Karfreitag: Freikirchlicher Gottesdienst im Kontrast zur Katholischen Messe
Am Morgen von Karfreitag gingen wir in bei uns in den Gottesdienst. Später am Tag gingen wir raus und haben einen Mate in Park der katholischen Kirche getrunken. Wir mögen den Ort, da es windgeschützt und sonnig ist und der Park wirklich angenehm. Währen wir am Mate trinken sind, merken wir das da eine Messe startet, also sind wir kurzentschlossen in die Messe gegangen.
Einige Beobachtungen und den Kontrast zwischen den beiden Anlässen möchte ich gerne besprechen.
Bei unserem freikirchlichen Gottesdienst, gefiel mir, das gemeinsame Singen, das gemeinsame Nehmen des Abendmahls und den Kirchenkaffee. Was mir nicht gefiel, ist der sterile Gottesdienstsaal und die mittelmässige vorgetragene Predigt, die zusammengefasst, eine grafische Beschreibung des Kreuzestodes, und ganz viel Sünde und schuld gespickt mit Bibelversen, und dann eine Turn or Burn Botschaft.
In der katholischen Messe gefiel mir, die Atmosphäre, die liturgische Elemente der Messe, die Lesung der Passion nach Johannes und die Führbitte (trotz der lustlos gemurmelten Antwort der Gemeinde), was mich gestört hat, ist die politische Predigt über leiden in der Welt, und im persönlichen Schmerz, und keinerlei Hinweis auf Kreuzestod Christi, auch das lustlose Singen der Gemeinde und allgemein die Kälte zwischen den Messebesuchern.
Wer von euch hat die Erfahrungen in beiden Lagern und wie schätzt was ist eure Meinung dazu.
Guten Ostersonntag!
Ja die Unterschiede sind interessant.
Früher war ich auch oder nur in Freikirchlichen Gottesdiensten.

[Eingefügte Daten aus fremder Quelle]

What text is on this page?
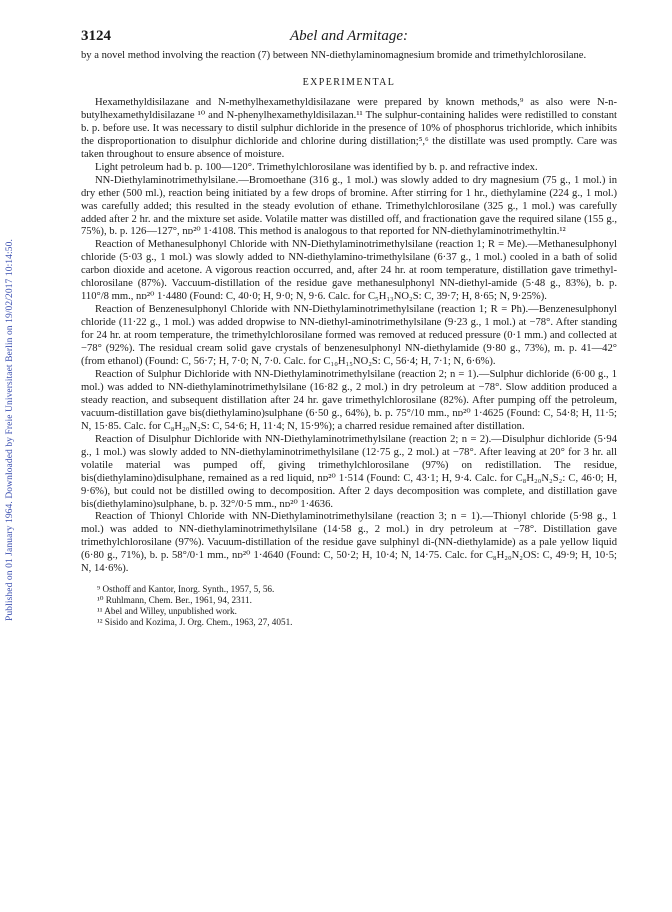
Published on 01 January 1964. Downloaded by Freie Universitaet Berlin on 19/02/2017 10:14:50.
3124	Abel and Armitage:

by a novel method involving the reaction (7) between NN-diethylaminomagnesium bromide and trimethylchlorosilane.

EXPERIMENTAL

Hexamethyldisilazane and N-methylhexamethyldisilazane were prepared by known methods,⁹ as also were N-n-butylhexamethyldisilazane ¹⁰ and N-phenylhexamethyldisilazan.¹¹ The sulphur-containing halides were redistilled to constant b. p. before use. It was necessary to distil sulphur dichloride in the presence of 10% of phosphorus trichloride, which inhibits the disproportionation to disulphur dichloride and chlorine during distillation;⁵,⁶ the distillate was used promptly. Care was taken throughout to ensure absence of moisture.

Light petroleum had b. p. 100—120°. Trimethylchlorosilane was identified by b. p. and refractive index.

NN-Diethylaminotrimethylsilane.—Bromoethane (316 g., 1 mol.) was slowly added to dry magnesium (75 g., 1 mol.) in dry ether (500 ml.), reaction being initiated by a few drops of bromine. After stirring for 1 hr., diethylamine (224 g., 1 mol.) was carefully added; this resulted in the steady evolution of ethane. Trimethylchlorosilane (325 g., 1 mol.) was carefully added after 2 hr. and the mixture set aside. Volatile matter was distilled off, and fractionation gave the required silane (155 g., 75%), b. p. 126—127°, nᴅ²⁰ 1·4108. This method is analogous to that reported for NN-diethylaminotrimethyltin.¹²

Reaction of Methanesulphonyl Chloride with NN-Diethylaminotrimethylsilane (reaction 1; R = Me).—Methanesulphonyl chloride (5·03 g., 1 mol.) was slowly added to NN-diethylamino-trimethylsilane (6·37 g., 1 mol.) cooled in a bath of solid carbon dioxide and acetone. A vigorous reaction occurred, and, after 24 hr. at room temperature, distillation gave trimethyl-chlorosilane (87%). Vaccuum-distillation of the residue gave methanesulphonyl NN-diethyl-amide (5·48 g., 83%), b. p. 110°/8 mm., nᴅ²⁰ 1·4480 (Found: C, 40·0; H, 9·0; N, 9·6. Calc. for C₅H₁₃NO₂S: C, 39·7; H, 8·65; N, 9·25%).

Reaction of Benzenesulphonyl Chloride with NN-Diethylaminotrimethylsilane (reaction 1; R = Ph).—Benzenesulphonyl chloride (11·22 g., 1 mol.) was added dropwise to NN-diethyl-aminotrimethylsilane (9·23 g., 1 mol.) at −78°. After standing for 24 hr. at room temperature, the trimethylchlorosilane formed was removed at reduced pressure (0·1 mm.) and collected at −78° (92%). The residual cream solid gave crystals of benzenesulphonyl NN-diethylamide (9·80 g., 73%), m. p. 41—42° (from ethanol) (Found: C, 56·7; H, 7·0; N, 7·0. Calc. for C₁₀H₁₅NO₂S: C, 56·4; H, 7·1; N, 6·6%).

Reaction of Sulphur Dichloride with NN-Diethylaminotrimethylsilane (reaction 2; n = 1).—Sulphur dichloride (6·00 g., 1 mol.) was added to NN-diethylaminotrimethylsilane (16·82 g., 2 mol.) in dry petroleum at −78°. Slow addition produced a steady reaction, and subsequent distillation after 24 hr. gave trimethylchlorosilane (82%). After pumping off the petroleum, vacuum-distillation gave bis(diethylamino)sulphane (6·50 g., 64%), b. p. 75°/10 mm., nᴅ²⁰ 1·4625 (Found: C, 54·8; H, 11·5; N, 15·85. Calc. for C₈H₂₀N₂S: C, 54·6; H, 11·4; N, 15·9%); a charred residue remained after distillation.

Reaction of Disulphur Dichloride with NN-Diethylaminotrimethylsilane (reaction 2; n = 2).—Disulphur dichloride (5·94 g., 1 mol.) was slowly added to NN-diethylaminotrimethylsilane (12·75 g., 2 mol.) at −78°. After leaving at 20° for 3 hr. all volatile material was pumped off, giving trimethylchlorosilane (97%) on redistillation. The residue, bis(diethylamino)disulphane, remained as a red liquid, nᴅ²⁰ 1·514 (Found: C, 43·1; H, 9·4. Calc. for C₈H₂₀N₂S₂: C, 46·0; H, 9·6%), but could not be distilled owing to decomposition. After 2 days decomposition was complete, and distillation gave bis(diethylamino)sulphane, b. p. 32°/0·5 mm., nᴅ²⁰ 1·4636.

Reaction of Thionyl Chloride with NN-Diethylaminotrimethylsilane (reaction 3; n = 1).—Thionyl chloride (5·98 g., 1 mol.) was added to NN-diethylaminotrimethylsilane (14·58 g., 2 mol.) in dry petroleum at −78°. Distillation gave trimethylchlorosilane (97%). Vacuum-distillation of the residue gave sulphinyl di-(NN-diethylamide) as a pale yellow liquid (6·80 g., 71%), b. p. 58°/0·1 mm., nᴅ²⁰ 1·4640 (Found: C, 50·2; H, 10·4; N, 14·75. Calc. for C₈H₂₀N₂OS: C, 49·9; H, 10·5; N, 14·6%).

⁹ Osthoff and Kantor, Inorg. Synth., 1957, 5, 56.

¹⁰ Ruhlmann, Chem. Ber., 1961, 94, 2311.

¹¹ Abel and Willey, unpublished work.

¹² Sisido and Kozima, J. Org. Chem., 1963, 27, 4051.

Hier gab es auch schon Unterschiede, zwischen Charismatischen Gemeinden und Baptisten.
Wobei alle sich Mühe gegeben haben, besonders an Weihnachten, das merkte man.
Einziger Unterschied sind die, wo Weihnachten und Ostern zum Beispiel komplett Ablehnen, das finde ich traurig.

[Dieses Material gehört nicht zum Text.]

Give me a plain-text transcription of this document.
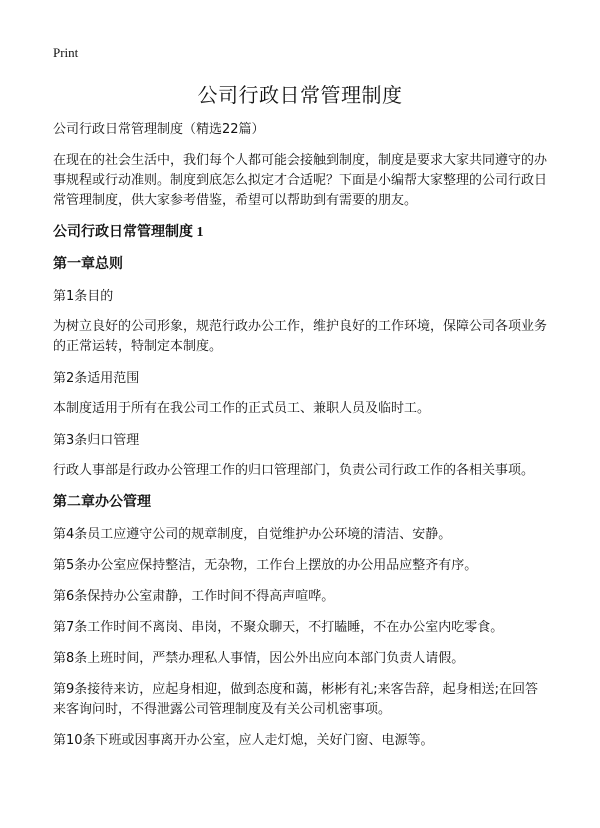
Print
公司行政日常管理制度

公司行政日常管理制度（精选22篇）

在现在的社会生活中，我们每个人都可能会接触到制度，制度是要求大家共同遵守的办事规程或行动准则。制度到底怎么拟定才合适呢？下面是小编帮大家整理的公司行政日常管理制度，供大家参考借鉴，希望可以帮助到有需要的朋友。

公司行政日常管理制度 1
第一章总则

第1条目的

为树立良好的公司形象，规范行政办公工作，维护良好的工作环境，保障公司各项业务的正常运转，特制定本制度。

第2条适用范围

本制度适用于所有在我公司工作的正式员工、兼职人员及临时工。

第3条归口管理

行政人事部是行政办公管理工作的归口管理部门，负责公司行政工作的各相关事项。

第二章办公管理

第4条员工应遵守公司的规章制度，自觉维护办公环境的清洁、安静。

第5条办公室应保持整洁，无杂物，工作台上摆放的办公用品应整齐有序。

第6条保持办公室肃静，工作时间不得高声喧哗。

第7条工作时间不离岗、串岗，不聚众聊天，不打瞌睡，不在办公室内吃零食。

第8条上班时间，严禁办理私人事情，因公外出应向本部门负责人请假。

第9条接待来访，应起身相迎，做到态度和蔼，彬彬有礼;来客告辞，起身相送;在回答来客询问时，不得泄露公司管理制度及有关公司机密事项。

第10条下班或因事离开办公室，应人走灯熄，关好门窗、电源等。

In der Katholischen Kirche kommt zum Beispiel an Ostern auch die Bedeutung der 3 Tage innerhalb der Tradition stark zur Geltung. Es fängt Donnerstags an, mit Symboliken wie zum Beispiel das leerräumen des Altars. Dann gibt's Kreuzwege, Geburtsstunden, nächtliche Gottesdienste. Es ist gut strukturiert.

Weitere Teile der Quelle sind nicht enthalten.